Friday, January 14, 2011

Pen that Reduces Stress


                                        The world is changing at a rapid speed and everyday we are coming up with new technologies and devices of which we can not even think few years back. In the coming future, more and more interactive products are going to come in the market. These products will be able to read between the lines what users are feeling and use that information in a smart way to reform or reconstruct their behavior. Miguel Bruns Alonso, an Industrial Design PhD student from the Delft University of Technology in the Netherlands, came up with an innovative and unthinkable idea of creating an anti-stress pen. Miguel Bruns Alonso has developed a pen which can measure the stress levels of the person using it, and can actually help to reduce that stress. In experiments, the heart rate of people who used the anti-stress pen fell by an average of five percent.According to the inventor, the prototype pen is able to spot short-term stress in a person that uses it and it does not stop here but it has a mechanism to reduce some of that stress. The device identifies stress when it is being fidgeted with. As soon as the anti-stress pen detects fidgeting, it gets the person to stop by its special sensitive electromagnetic mechanism.
According to Alonso, experiments performed in the course of his research indicated that people tend to play with their pens when they're tense – We all know that we tend to do so when we are bored, but perhaps boredom counts as a type of stress or tension too. The inventor has kept this idea in mind and has equipped his invention with motion sensors. These are used to identify nervous movement and when that happens, the built-in magnets create a counterweight effect, which makes it difficult for the user to move the pen. Once the nervous movements stop, so do the effects of the electromagnets. The user, by this means is rewarded for ceasing behavior that not only indicates but sometimes apparently worsens the mental stress.

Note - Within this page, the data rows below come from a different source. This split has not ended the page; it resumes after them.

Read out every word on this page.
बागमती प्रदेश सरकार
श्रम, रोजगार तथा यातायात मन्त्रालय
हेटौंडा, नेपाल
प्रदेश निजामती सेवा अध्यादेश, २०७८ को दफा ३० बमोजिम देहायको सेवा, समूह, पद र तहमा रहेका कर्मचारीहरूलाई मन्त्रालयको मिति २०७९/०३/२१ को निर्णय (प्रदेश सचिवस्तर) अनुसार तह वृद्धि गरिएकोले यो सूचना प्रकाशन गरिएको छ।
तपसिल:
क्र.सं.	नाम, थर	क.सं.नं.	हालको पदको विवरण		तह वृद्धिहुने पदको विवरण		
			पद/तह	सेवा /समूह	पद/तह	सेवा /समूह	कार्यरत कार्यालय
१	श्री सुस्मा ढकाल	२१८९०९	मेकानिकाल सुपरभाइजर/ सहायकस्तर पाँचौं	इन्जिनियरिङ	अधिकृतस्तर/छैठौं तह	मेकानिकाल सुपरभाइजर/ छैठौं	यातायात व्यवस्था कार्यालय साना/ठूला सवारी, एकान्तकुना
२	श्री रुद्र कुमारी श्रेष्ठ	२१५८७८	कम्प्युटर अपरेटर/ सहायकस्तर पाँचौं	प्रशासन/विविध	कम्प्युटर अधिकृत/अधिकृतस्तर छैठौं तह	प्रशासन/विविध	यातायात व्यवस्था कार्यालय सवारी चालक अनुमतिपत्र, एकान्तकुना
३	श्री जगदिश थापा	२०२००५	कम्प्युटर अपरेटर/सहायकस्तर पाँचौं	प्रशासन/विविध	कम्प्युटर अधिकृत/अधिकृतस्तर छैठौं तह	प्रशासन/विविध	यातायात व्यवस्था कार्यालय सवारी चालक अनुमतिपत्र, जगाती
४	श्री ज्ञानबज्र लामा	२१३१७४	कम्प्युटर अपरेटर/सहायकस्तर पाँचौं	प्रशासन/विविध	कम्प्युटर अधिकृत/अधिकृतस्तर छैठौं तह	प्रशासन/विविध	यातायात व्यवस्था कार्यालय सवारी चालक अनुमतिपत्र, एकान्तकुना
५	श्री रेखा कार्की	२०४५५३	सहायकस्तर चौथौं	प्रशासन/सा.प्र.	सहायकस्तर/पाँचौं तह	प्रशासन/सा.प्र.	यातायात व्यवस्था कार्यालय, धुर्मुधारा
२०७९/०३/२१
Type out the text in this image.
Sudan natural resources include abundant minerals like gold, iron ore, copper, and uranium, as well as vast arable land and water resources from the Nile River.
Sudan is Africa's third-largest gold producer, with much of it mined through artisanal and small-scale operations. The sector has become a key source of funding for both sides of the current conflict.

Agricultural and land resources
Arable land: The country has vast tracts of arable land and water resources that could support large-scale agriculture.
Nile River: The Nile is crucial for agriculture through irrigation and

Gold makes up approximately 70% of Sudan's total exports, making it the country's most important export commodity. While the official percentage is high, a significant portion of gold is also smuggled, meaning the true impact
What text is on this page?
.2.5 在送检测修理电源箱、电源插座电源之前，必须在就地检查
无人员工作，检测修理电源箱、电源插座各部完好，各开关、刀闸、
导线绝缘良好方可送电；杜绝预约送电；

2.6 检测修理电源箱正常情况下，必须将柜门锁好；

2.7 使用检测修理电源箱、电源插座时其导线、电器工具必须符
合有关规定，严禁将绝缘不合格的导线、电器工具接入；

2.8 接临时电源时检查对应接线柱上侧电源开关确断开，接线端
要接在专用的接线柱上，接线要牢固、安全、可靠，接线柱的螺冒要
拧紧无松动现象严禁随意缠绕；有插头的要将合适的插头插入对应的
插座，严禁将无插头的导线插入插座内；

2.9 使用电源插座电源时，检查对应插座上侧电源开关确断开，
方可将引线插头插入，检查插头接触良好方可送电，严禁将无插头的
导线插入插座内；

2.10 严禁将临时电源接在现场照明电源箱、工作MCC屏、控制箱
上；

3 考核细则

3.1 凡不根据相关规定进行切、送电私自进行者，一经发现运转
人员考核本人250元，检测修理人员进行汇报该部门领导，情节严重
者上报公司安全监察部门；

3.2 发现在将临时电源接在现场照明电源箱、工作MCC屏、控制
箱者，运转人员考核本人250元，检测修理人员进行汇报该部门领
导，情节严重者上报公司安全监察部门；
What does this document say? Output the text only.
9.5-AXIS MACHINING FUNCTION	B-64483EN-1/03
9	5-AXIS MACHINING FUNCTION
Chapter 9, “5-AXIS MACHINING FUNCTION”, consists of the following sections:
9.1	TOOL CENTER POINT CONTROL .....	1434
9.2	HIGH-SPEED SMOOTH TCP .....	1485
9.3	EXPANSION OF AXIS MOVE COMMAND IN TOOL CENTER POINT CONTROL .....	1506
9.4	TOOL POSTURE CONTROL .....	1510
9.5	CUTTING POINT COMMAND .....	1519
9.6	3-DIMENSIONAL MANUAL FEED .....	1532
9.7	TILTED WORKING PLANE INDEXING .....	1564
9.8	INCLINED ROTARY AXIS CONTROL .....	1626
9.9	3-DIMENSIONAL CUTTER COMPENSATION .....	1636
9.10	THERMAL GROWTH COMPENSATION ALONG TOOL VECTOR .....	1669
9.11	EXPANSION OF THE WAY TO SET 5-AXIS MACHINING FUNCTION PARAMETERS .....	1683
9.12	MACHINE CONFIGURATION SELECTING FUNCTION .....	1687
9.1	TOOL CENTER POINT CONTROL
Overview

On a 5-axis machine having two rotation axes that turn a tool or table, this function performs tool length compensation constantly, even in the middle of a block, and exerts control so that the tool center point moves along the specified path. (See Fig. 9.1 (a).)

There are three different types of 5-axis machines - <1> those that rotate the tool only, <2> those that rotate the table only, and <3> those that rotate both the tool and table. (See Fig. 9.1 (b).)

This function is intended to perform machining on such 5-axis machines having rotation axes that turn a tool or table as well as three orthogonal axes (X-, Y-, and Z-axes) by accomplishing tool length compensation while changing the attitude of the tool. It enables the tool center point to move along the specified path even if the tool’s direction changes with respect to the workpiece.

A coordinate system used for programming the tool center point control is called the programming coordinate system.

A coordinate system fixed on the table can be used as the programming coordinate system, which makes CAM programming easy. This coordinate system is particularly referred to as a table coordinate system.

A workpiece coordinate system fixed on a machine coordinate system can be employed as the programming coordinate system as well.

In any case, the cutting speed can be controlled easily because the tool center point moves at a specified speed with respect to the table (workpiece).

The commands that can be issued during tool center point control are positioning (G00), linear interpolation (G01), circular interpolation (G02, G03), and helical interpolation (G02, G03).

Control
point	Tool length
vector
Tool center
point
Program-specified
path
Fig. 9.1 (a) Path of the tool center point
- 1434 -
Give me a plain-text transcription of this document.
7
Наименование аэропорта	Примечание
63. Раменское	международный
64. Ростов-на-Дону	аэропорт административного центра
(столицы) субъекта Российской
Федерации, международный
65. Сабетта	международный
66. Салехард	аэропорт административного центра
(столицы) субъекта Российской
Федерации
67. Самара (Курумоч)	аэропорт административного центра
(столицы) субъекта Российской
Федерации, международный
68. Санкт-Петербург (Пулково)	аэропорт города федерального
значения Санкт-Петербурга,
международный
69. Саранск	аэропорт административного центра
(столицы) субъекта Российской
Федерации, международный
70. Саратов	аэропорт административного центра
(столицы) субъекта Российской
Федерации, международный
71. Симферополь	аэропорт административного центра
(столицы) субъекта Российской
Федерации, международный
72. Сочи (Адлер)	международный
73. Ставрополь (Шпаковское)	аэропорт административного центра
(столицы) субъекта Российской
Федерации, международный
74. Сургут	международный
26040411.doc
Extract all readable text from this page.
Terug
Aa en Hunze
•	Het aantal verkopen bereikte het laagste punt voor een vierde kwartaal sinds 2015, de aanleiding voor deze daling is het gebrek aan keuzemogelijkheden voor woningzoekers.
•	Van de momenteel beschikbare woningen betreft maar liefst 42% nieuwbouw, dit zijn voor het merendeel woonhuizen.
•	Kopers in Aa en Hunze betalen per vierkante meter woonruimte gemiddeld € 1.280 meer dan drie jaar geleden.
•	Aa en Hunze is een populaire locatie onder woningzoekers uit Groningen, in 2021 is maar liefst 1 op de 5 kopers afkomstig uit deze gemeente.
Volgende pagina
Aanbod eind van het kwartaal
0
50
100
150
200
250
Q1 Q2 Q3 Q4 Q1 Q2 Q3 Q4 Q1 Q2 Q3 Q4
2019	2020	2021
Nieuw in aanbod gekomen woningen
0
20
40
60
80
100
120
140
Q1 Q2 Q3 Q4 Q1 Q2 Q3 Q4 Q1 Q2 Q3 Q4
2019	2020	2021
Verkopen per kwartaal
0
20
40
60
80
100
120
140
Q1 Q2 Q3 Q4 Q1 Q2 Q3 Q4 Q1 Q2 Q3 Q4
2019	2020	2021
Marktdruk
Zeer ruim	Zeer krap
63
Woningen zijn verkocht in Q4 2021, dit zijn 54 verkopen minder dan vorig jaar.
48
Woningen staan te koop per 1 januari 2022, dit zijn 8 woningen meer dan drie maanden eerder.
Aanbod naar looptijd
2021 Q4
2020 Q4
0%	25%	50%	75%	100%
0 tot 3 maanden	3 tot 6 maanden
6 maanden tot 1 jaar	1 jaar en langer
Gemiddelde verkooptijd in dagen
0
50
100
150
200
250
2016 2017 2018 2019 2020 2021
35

                                                     When the pen was tested on human subjects, those receiving feedback through the device had an average heart rate five percent lower than those who received none. These study groups did not know that the pen was equipped with any kind of motion sensors and it was designed to provide feedback, and the group that did receive it didn't claim to feel any less stress than the control group. 
                                     The conclusion to be drawn from this is that products which seek to reduce short-term stress should, preferably, intervene directly to modify that behavior, rather than warning the user about their stress levels, for instance. This could allow products to reduce stress in an unobtrusive way.” At present this pen is a prototype and not yet available for purchase, but it could become more useful invention with the passage of time to make a person's life much better by reducing some percentage of his stress and tension.